Not nice. Not nice at all. Whether it's true, or whether, as Carrey contests, this follows the case taken by Mark Burton, estranged from Cathriona at the time of her death and described by Carrey's side as her "green card husband".
Burton is taking another wrongful death case and a separate case alleging that Carrey gave Cathriona the drugs used in her fatal overdose, which he had obtained illegally under a false name. Further, it is alleged that Carrey left a message for Cathriona after her death, attempting to make out that he had just discovered that they were missing and wondering if she had taken them from his house.
Carrey has described Burton's case as a "heartless attempt to exploit me and the woman I loved", adding that "Cat's troubles were born long before I met her."
The actor has also said that he's defending this case because sometimes you have to stand up for yourself.
Which is interesting, given that one of the charges being made against him is that he tried to distance himself from Cathriona once she realised she had the STDs, and also that he tried to force her to keep quiet that he had given them to her.
That, it is being suggested, was the real reason for the pair's ultimate break-up: that Carrey sacrificed Cathriona for his movie star reputation. And she was destroyed by it.
Along with the case taken by Brigid Sweetman last week came publication of transcripts and screenshots of text messages between Cathriona White and Jim Carrey.
And they were as mundane and embarrassing and random as any you'd read - and not at all sophisticated or like a smooth script for the big screen.
Much was made of one exchange, in which the pair talk about their dear departed - his parents and her late father - and a Christmas candle they had bought and she was burning for them.
Both describe the heartwarming effect of the gesture, then she texts him some heart emojis and then he replies: "Have you thought about my c**k today?" This question was reported last week as sort of proof of Carrey's detached heartlessness, and while it was a text that caused a sensation, his cutting-off of Cathriona made for sadder reading.
These texts included her pre-diagnosis concerns about what was wrong with her body, and his apparent dismissal of these concerns.
Then, post-diagnosis, he suggests she picked up the STDs from someone other than him and she begins to seem to resist legal measures to prevent her talking about the situation.
Ultimately, he cuts her off and she despairs.
One text from Carrey says: "K. Don't want to talk anymore. Deal with linda. Im done. You have become too much drama."

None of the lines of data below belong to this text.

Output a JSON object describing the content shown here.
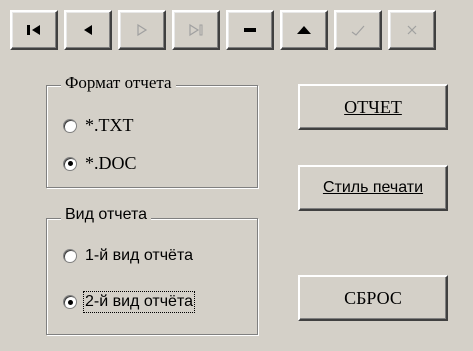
{
  "toolbar": {
    "buttons": [
      {
        "icon": "first-record-icon",
        "enabled": true
      },
      {
        "icon": "previous-record-icon",
        "enabled": true
      },
      {
        "icon": "next-record-icon",
        "enabled": false
      },
      {
        "icon": "last-record-icon",
        "enabled": false
      },
      {
        "icon": "delete-record-icon",
        "enabled": true
      },
      {
        "icon": "insert-record-icon",
        "enabled": true
      },
      {
        "icon": "post-edit-icon",
        "enabled": false
      },
      {
        "icon": "cancel-edit-icon",
        "enabled": false
      }
    ]
  },
  "report_format": {
    "title": "Формат отчета",
    "options": [
      {
        "label": "*.TXT",
        "selected": false
      },
      {
        "label": "*.DOC",
        "selected": true
      }
    ]
  },
  "report_type": {
    "title": "Вид отчета",
    "options": [
      {
        "label": "1-й вид отчёта",
        "selected": false
      },
      {
        "label": "2-й вид отчёта",
        "selected": true
      }
    ]
  },
  "buttons": {
    "report_label": "ОТЧЕТ",
    "print_style_label": "Стиль печати",
    "reset_label": "СБРОС"
  },
  "colors": {
    "face": "#d4d0c8",
    "enabled_glyph": "#000000",
    "disabled_glyph": "#a0a0a0"
  }
}
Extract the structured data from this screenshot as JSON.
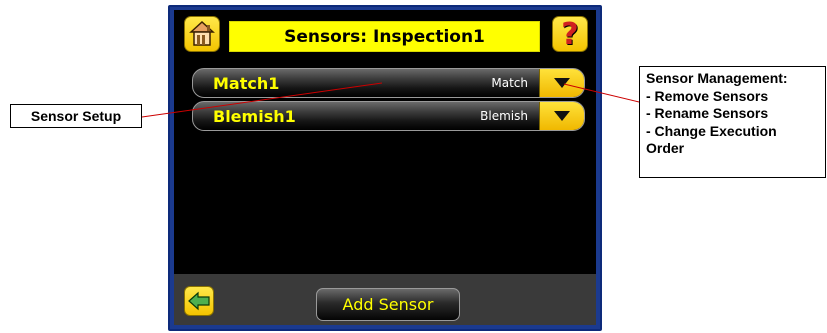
{
  "screen": {
    "title": "Sensors: Inspection1",
    "help_glyph": "?",
    "icons": {
      "home": "home-icon",
      "help": "help-icon",
      "back": "back-arrow-icon",
      "row_menu": "dropdown-triangle-icon"
    },
    "sensors": [
      {
        "name": "Match1",
        "type": "Match"
      },
      {
        "name": "Blemish1",
        "type": "Blemish"
      }
    ],
    "add_sensor_label": "Add Sensor"
  },
  "callouts": {
    "sensor_setup": "Sensor Setup",
    "sensor_management": {
      "heading": "Sensor Management:",
      "items": [
        "- Remove Sensors",
        "- Rename Sensors",
        "- Change Execution",
        "Order"
      ]
    }
  },
  "colors": {
    "frame": "#1b3a8f",
    "accent_yellow": "#ffff00",
    "button_yellow": "#f4c400",
    "leader_line": "#cc0000"
  }
}
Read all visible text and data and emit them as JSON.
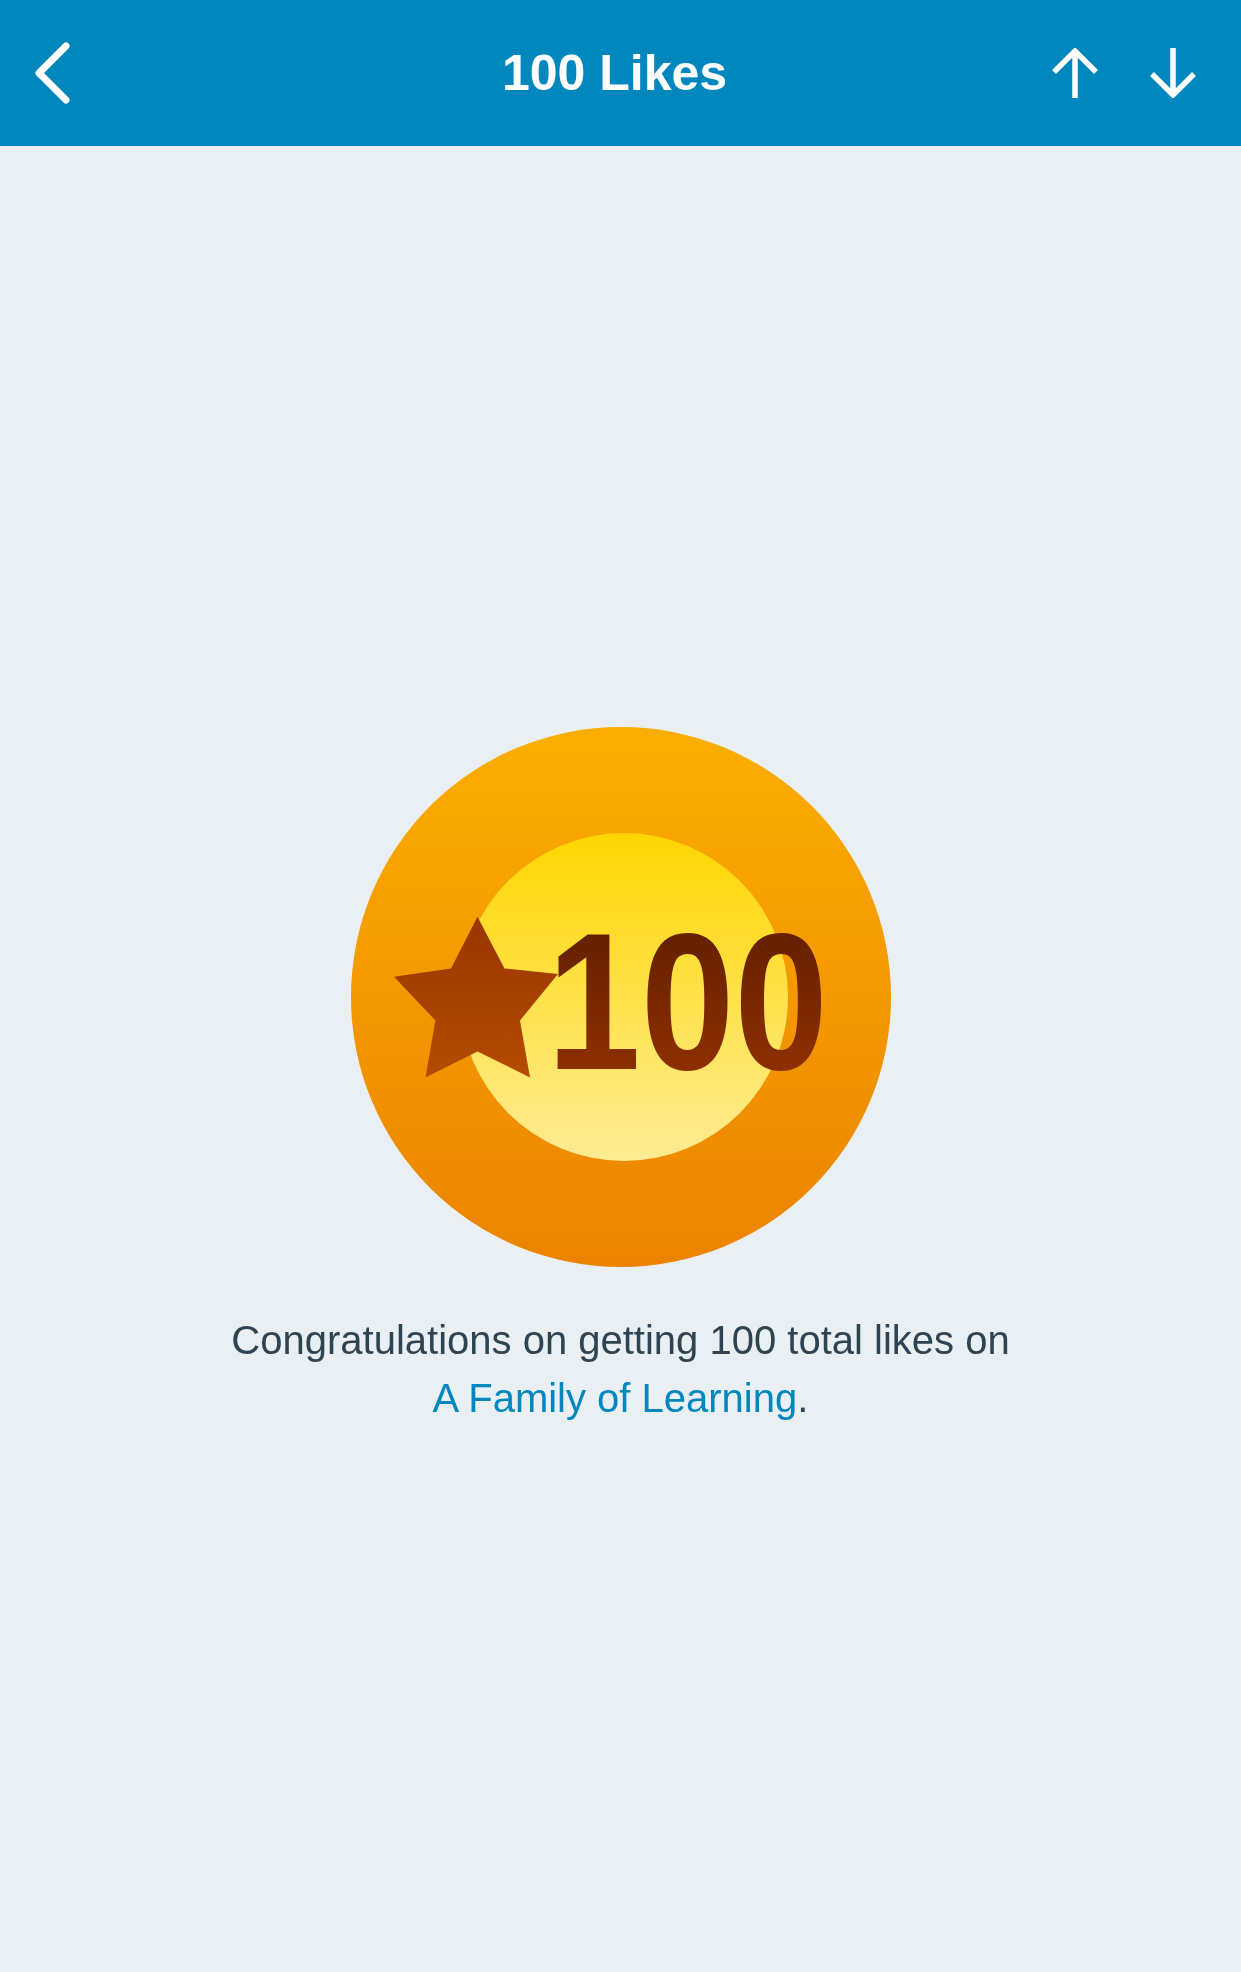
{
  "header": {
    "title": "100 Likes"
  },
  "badge": {
    "number": "100"
  },
  "message": {
    "text": "Congratulations on getting 100 total likes on ",
    "link": "A Family of Learning",
    "end": "."
  }
}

He doesn't come off well, but does anyone in a text, does any relationship end nicely? And, as Carrey seems to suggest since, would this count if he wasn't famous?
When Sarah Molloy wrote in April about her sister's death, she was most concerned by how little Cathriona mattered in it.
What mattered, it seemed, what gave her status, was connection to a movie star.
No doubt Brigid Sweetman would say that her lawsuit makes Cathriona important again, but so far it is only an additional sad chapter in the LA illusion.